In der vergangenen Woche hatten Hochtief-Papiere noch deutlich eingebüßt, nachdem es Spekulationen darüber gegeben hatte, ACS könne über Hochtief bei dem spanischen Mautstraßen-Anbieter Abertis einsteigen. "Das Mautstraßengeschäft ist deutlich profitabler als das reine Baugeschäft", erklärte Gabriel. Und auch dieses Segment würde schnell wieder mehr Cash in die Kasse spülen. "Allerdings müsste ACS dann auch wieder 16 Milliarden Euro Schulden übernehmen." Ein Einstieg wäre zwar plausibel, aber vieles sei noch im Unklaren: beispielsweise ob das Geschäft über Hochtief abgewickelt werden soll.

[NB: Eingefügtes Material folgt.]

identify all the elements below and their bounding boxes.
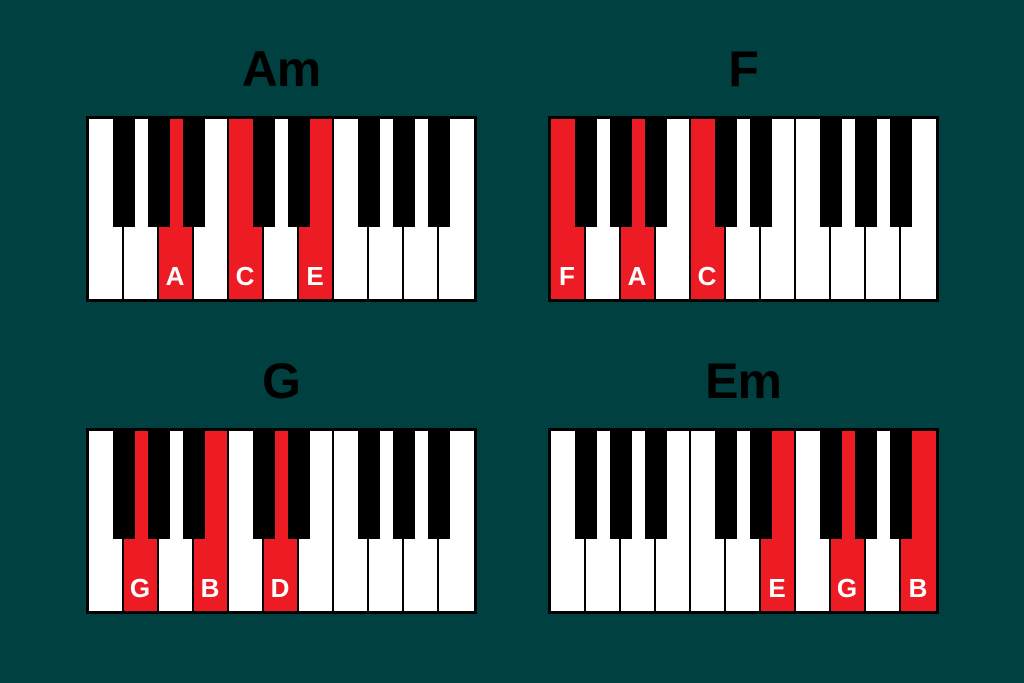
white-key-d <box>264 119 299 299</box>
white-key-a <box>866 119 901 299</box>
white-key-f <box>334 431 369 611</box>
keyboard: GBD <box>86 428 477 614</box>
white-key-e: E <box>299 119 334 299</box>
white-key-c <box>229 431 264 611</box>
white-key-b <box>439 119 474 299</box>
white-key-a <box>866 431 901 611</box>
white-key-e <box>299 431 334 611</box>
white-key-d <box>726 119 761 299</box>
white-key-g <box>124 119 159 299</box>
note-label: B <box>201 575 220 601</box>
note-label: G <box>130 575 150 601</box>
keyboard: ACE <box>86 116 477 302</box>
white-key-c: C <box>229 119 264 299</box>
white-key-f <box>334 119 369 299</box>
white-key-b <box>439 431 474 611</box>
white-key-d <box>726 431 761 611</box>
white-key-a <box>404 431 439 611</box>
white-key-a: A <box>159 119 194 299</box>
note-label: C <box>236 263 255 289</box>
white-key-f <box>551 431 586 611</box>
white-keys-row: FAC <box>551 119 936 299</box>
white-key-d: D <box>264 431 299 611</box>
white-key-e <box>761 119 796 299</box>
white-key-f <box>89 119 124 299</box>
white-key-b <box>656 119 691 299</box>
white-key-f <box>89 431 124 611</box>
note-label: G <box>837 575 857 601</box>
white-key-g <box>586 119 621 299</box>
note-label: A <box>628 263 647 289</box>
white-keys-row: GBD <box>89 431 474 611</box>
chord-name: Am <box>242 40 321 98</box>
white-key-b <box>901 119 936 299</box>
white-key-a <box>404 119 439 299</box>
chord-name: Em <box>705 352 781 410</box>
white-key-g <box>586 431 621 611</box>
white-key-b <box>656 431 691 611</box>
note-label: E <box>306 263 323 289</box>
white-key-g <box>369 119 404 299</box>
chord-panel-em: Em E G B <box>532 352 954 624</box>
keyboard: FAC <box>548 116 939 302</box>
white-key-c <box>691 431 726 611</box>
note-label: D <box>271 575 290 601</box>
white-keys-row: EGB <box>551 431 936 611</box>
note-label: E <box>768 575 785 601</box>
white-key-g <box>831 119 866 299</box>
note-label: C <box>698 263 717 289</box>
note-label: F <box>559 263 575 289</box>
white-key-f: F <box>551 119 586 299</box>
white-key-b: B <box>194 431 229 611</box>
white-key-a: A <box>621 119 656 299</box>
white-key-g: G <box>831 431 866 611</box>
chord-panel-am: Am A C E <box>70 40 492 312</box>
white-key-e: E <box>761 431 796 611</box>
white-key-g <box>369 431 404 611</box>
chord-name: G <box>262 352 300 410</box>
white-key-b: B <box>901 431 936 611</box>
white-keys-row: ACE <box>89 119 474 299</box>
note-label: B <box>909 575 928 601</box>
keyboard: EGB <box>548 428 939 614</box>
white-key-f <box>796 119 831 299</box>
white-key-g: G <box>124 431 159 611</box>
white-key-a <box>621 431 656 611</box>
note-label: A <box>166 263 185 289</box>
chord-name: F <box>728 40 758 98</box>
white-key-f <box>796 431 831 611</box>
white-key-c: C <box>691 119 726 299</box>
chord-panel-f: F F A C <box>532 40 954 312</box>
chord-panel-g: G G B D <box>70 352 492 624</box>
white-key-b <box>194 119 229 299</box>
chord-diagram-grid: Am A C E F F A C G G B D Em E G B <box>0 0 1024 683</box>
white-key-a <box>159 431 194 611</box>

Kritiker hatten befürchtet, ein Einstieg bei Abertis könne ACS von einer Komplettübernahme von Hochtief abhalten. "ACS hat ja die Mehrheit bei Hochtief und überhaupt keinen zeitlichen Druck. Hochtief wird weiter fleißig Aktien zurückkaufen und so den Anteil von ACS erhöhen", meint Gabriel. Hochtief bestätigte seine Prognose für 2017: Der Gewinn werde um 13 bis 25 Prozent höher liegen als in 2016.